The festival is a co-production between The Queen’s Reading Room and Historic Royal Palaces.
The King has met authors, actors and lovers of literature at a private reception at the inaugural Queen’s Reading Room Literary Festival at Hampton Court Palace.
The event on Sunday featured stars including Gyles Brandreth and Derek Jacobi.
The Queen was delayed due to bad weather but the evening got under way in her absence with readings from Dame Joanna Lumley and Richard E Grant.
Dame Joanna performed The Listeners by Walter de la Mare while Grant read Lewis Carroll’s All In The Golden Afternoon, the preface poem to Alice In Wonderland.
The two then shared a reading of The Lady Of Shalott by Alfred Tennyson before Grant finished with a rendition of William Shakespeare’s Sonnet 18.
Speaking about the importance of reading, Grant said: “Anything that encourages people to read and not just read graphic novels, I think is worthwhile.”
Speaking about his own reading interests, he said Alice In Wonderland “has been my favourite book since I was seven and I’ve read it every year religiously ever since”.
Brandreth said: “It’s wonderful to have the King and a Queen whose passion for the arts is totally authentic.”
He revealed he had shared a joke with Charles about his jumper, which bore the insignia of the Tudor Rose.
He said: “I was checking with him whether it was 1603 that Shakespeare came here to perform with the King’s Men. He said ‘if you say it’s 1603 we’ll settle it at that’.”
Speaking of the importance of the occasion, actor and comedian Ben Elton said: “It’s deeply significant that the King and Queen are focusing on literature.
“I can’t think of a better thing to be focusing on than the power of words and the power of language.”

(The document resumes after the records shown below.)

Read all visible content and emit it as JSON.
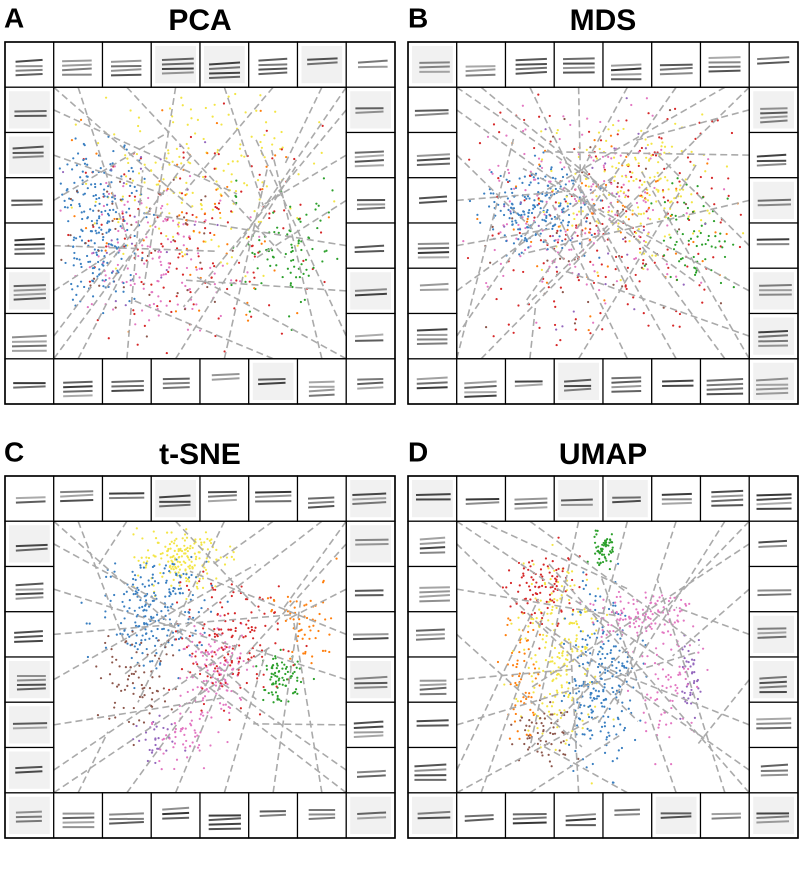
{
  "panels": [
    {
      "letter": "A",
      "title": "PCA"
    },
    {
      "letter": "B",
      "title": "MDS"
    },
    {
      "letter": "C",
      "title": "t-SNE"
    },
    {
      "letter": "D",
      "title": "UMAP"
    }
  ]
}
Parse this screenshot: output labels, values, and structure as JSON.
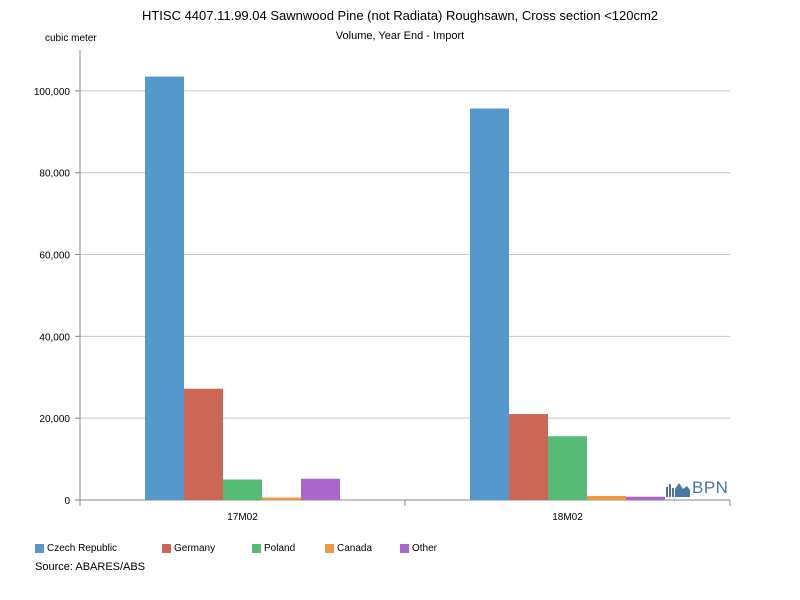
{
  "chart_data": {
    "type": "bar",
    "title": "HTISC 4407.11.99.04 Sawnwood Pine (not Radiata) Roughsawn, Cross section <120cm2",
    "subtitle": "Volume, Year End - Import",
    "ylabel": "cubic meter",
    "xlabel": "",
    "categories": [
      "17M02",
      "18M02"
    ],
    "ylim": [
      0,
      110000
    ],
    "yticks": [
      0,
      20000,
      40000,
      60000,
      80000,
      100000
    ],
    "ytick_labels": [
      "0",
      "20,000",
      "40,000",
      "60,000",
      "80,000",
      "100,000"
    ],
    "grid": true,
    "legend_position": "bottom-left",
    "series": [
      {
        "name": "Czech Republic",
        "color": "#5599cc",
        "values": [
          103500,
          95700
        ]
      },
      {
        "name": "Germany",
        "color": "#cc6655",
        "values": [
          27200,
          21000
        ]
      },
      {
        "name": "Poland",
        "color": "#55bb77",
        "values": [
          5000,
          15600
        ]
      },
      {
        "name": "Canada",
        "color": "#ee9944",
        "values": [
          600,
          1000
        ]
      },
      {
        "name": "Other",
        "color": "#aa66cc",
        "values": [
          5200,
          800
        ]
      }
    ]
  },
  "source": "Source: ABARES/ABS",
  "watermark": {
    "text": "BPN",
    "icon": "bpn-logo-icon",
    "color": "#4a78a6"
  }
}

Author Kate Mosse said: “Her Majesty is such a passionate supporter of reading and of women.”
Book lover Camilla launched her Reading Room as an Instagram book club in 2021 to inspire readers during lockdown.
It was relaunched as a charity in February to work on advancing education by promoting the appreciation of literature among adults and children.
The festival is a co-production between The Queen’s Reading Room and Historic Royal Palaces, the independent charity that cares for Hampton Court Palace.
Proceeds will go towards the work of both charities.